Of course, the finding out can be tricky. Self help books tell you to listen to your 'inner voice' - but I'm not sure that it always tells you the truth. Because your inner voice can be frightened as well. And of course - as we concluded in our late night discussion - it may be that what you want is not to focus on any one thing. My own father was a case in point. He was clever man and a distinguished research scientist, with a myriad of other interests. He had a good career, but by no means as starry as some. It didn't matter to him. His interests were many and varied, he loved his life and his family, and he was one of the happiest people I have ever known.
All the same, I've reached some conclusions, the main one being that from now on, my focus has to be on novels. Long fiction seems to be where my heart lies, as well as my head!

Marit Barentsen and The Scent of Blue

Had a lovely email from Dutch artist Marit Barentsen asking if she could use an extract from my poem The Scent of Blue, in a design for a 'skinny' card, which she wanted to show on her blog. I was delighted -and I love her card. You can see it here if you scroll down the post. And what a fascinating website this is! One I'll definitely go back to again and again, I think.
I wrote the poem The Scent of Blue some time ago, and then later on, published it in a pamphlet of the same name. You'll also find the whole text of it somewhere in this blog!
I don't know why my poetry writing is so erratic. I think it's probably because novels are certainly my first love, followed by plays, with poetry and short stories hovering somewhere in the background. I have ideas for more novels than I will ever have time to write, and spend a lot of my life half in and half out of whatever fictional world I'm currently involved in. Mostly, it seems much more real to me than the 'real' world I inhabit! However, I began my writing life as a poet, years ago, but poetry seems to come and go with me and when it's gone it's gone. Then, quite suddenly, something like The Scent of Blue will arrive, and I'll spend an intensive few weeks working on it - only for that particular muse to desert me all over again.

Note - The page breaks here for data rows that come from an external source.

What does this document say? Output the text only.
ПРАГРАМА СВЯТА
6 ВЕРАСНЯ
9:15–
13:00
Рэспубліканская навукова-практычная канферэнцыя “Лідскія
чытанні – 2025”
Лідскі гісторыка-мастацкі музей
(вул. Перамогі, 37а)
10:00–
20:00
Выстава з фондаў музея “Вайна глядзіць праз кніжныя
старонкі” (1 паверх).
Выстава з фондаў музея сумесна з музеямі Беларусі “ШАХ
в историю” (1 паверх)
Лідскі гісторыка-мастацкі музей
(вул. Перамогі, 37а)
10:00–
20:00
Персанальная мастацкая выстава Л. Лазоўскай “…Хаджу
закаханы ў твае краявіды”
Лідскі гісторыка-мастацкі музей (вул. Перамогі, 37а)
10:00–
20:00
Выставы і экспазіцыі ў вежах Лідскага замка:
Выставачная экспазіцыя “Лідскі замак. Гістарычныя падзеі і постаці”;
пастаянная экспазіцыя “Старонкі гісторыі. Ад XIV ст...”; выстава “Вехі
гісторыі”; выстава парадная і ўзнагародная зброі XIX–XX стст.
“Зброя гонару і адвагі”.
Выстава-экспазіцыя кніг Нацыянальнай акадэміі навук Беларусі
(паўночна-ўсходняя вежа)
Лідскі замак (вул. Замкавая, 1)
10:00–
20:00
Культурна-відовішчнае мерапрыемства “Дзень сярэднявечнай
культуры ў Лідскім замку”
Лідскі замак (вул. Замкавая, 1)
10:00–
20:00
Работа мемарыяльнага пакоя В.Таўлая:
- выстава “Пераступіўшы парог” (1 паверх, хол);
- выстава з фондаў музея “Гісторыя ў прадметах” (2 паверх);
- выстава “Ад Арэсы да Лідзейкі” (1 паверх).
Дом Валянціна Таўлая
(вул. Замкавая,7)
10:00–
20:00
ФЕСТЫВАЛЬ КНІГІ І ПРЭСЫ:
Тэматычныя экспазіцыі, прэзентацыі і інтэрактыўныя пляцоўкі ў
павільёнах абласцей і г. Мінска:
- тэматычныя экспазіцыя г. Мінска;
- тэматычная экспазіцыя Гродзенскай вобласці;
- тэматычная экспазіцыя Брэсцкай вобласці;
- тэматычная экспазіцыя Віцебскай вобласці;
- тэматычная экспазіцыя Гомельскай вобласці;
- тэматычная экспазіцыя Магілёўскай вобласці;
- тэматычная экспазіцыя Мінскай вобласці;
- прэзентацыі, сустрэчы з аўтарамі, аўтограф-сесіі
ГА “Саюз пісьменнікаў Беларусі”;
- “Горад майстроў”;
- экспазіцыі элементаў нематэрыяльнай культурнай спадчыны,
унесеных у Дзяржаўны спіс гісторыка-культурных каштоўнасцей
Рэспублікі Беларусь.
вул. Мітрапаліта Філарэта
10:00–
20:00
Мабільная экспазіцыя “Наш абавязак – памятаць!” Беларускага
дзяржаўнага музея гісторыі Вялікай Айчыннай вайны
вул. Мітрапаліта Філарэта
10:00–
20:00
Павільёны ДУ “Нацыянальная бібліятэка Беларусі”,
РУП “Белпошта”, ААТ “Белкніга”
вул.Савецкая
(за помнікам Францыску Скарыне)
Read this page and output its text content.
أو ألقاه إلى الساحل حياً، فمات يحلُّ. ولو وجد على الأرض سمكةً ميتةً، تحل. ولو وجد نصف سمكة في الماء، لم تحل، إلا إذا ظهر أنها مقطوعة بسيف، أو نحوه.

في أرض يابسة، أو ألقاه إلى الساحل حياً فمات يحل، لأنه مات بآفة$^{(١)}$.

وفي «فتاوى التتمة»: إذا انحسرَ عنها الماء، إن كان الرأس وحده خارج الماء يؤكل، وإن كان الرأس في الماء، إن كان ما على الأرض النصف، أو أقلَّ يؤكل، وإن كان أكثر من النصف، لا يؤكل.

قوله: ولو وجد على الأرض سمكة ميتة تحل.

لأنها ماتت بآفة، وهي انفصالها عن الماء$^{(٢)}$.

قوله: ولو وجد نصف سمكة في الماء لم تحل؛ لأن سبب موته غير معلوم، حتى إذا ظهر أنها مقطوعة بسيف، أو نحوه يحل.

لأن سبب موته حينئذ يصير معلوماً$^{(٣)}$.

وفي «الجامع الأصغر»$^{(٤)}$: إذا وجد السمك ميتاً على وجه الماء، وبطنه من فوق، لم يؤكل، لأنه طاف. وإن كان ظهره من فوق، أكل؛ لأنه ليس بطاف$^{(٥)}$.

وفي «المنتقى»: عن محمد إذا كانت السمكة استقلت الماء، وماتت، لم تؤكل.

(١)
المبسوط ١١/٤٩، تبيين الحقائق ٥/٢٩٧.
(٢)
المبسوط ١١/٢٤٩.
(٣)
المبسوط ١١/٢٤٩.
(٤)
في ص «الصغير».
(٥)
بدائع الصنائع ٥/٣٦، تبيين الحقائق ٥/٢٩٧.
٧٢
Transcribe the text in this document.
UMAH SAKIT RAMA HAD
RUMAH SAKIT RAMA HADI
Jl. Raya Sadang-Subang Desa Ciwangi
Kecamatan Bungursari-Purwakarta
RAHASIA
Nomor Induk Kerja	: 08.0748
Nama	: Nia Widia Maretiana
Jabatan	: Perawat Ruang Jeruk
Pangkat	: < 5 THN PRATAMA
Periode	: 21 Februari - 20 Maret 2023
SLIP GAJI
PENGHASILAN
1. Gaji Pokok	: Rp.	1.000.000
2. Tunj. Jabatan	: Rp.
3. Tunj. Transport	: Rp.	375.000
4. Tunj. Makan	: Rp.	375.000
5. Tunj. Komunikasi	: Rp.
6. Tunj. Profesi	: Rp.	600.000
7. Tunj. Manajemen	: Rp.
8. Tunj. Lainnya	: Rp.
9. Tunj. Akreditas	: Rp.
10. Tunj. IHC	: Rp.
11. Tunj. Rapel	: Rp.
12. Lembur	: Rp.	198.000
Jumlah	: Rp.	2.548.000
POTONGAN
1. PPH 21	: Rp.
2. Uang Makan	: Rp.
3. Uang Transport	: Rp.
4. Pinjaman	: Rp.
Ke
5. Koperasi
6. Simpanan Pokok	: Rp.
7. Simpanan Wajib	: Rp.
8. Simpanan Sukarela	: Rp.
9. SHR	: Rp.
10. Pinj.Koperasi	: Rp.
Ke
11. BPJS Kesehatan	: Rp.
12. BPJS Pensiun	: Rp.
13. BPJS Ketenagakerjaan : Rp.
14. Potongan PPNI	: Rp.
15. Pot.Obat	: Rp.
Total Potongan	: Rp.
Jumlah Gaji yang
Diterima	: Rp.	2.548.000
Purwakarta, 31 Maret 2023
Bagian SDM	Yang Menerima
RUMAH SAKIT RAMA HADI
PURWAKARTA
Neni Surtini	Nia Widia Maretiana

The Price of a Fish Supper - Scottish Shorts

My play, The Price of a Fish Supper, is about to be published by Nick Hern Books, as part of a new anthology of Scottish Plays  - Scottish Shorts. It's already flagged up on Amazon, and I'm told it'll be published in time for the Edinburgh Festival. The editor is Philip Howard, late of the Traverse - a lovely director to work with  - and I'm slightly phased by the distinguished company I find myself in with plays by Stanley Eveling, Louise Welsh and David Greig among others. I've a soft spot for this play so it'll be nice to see it in print, especially since Nick Hern has a reputation for keeping books IN print.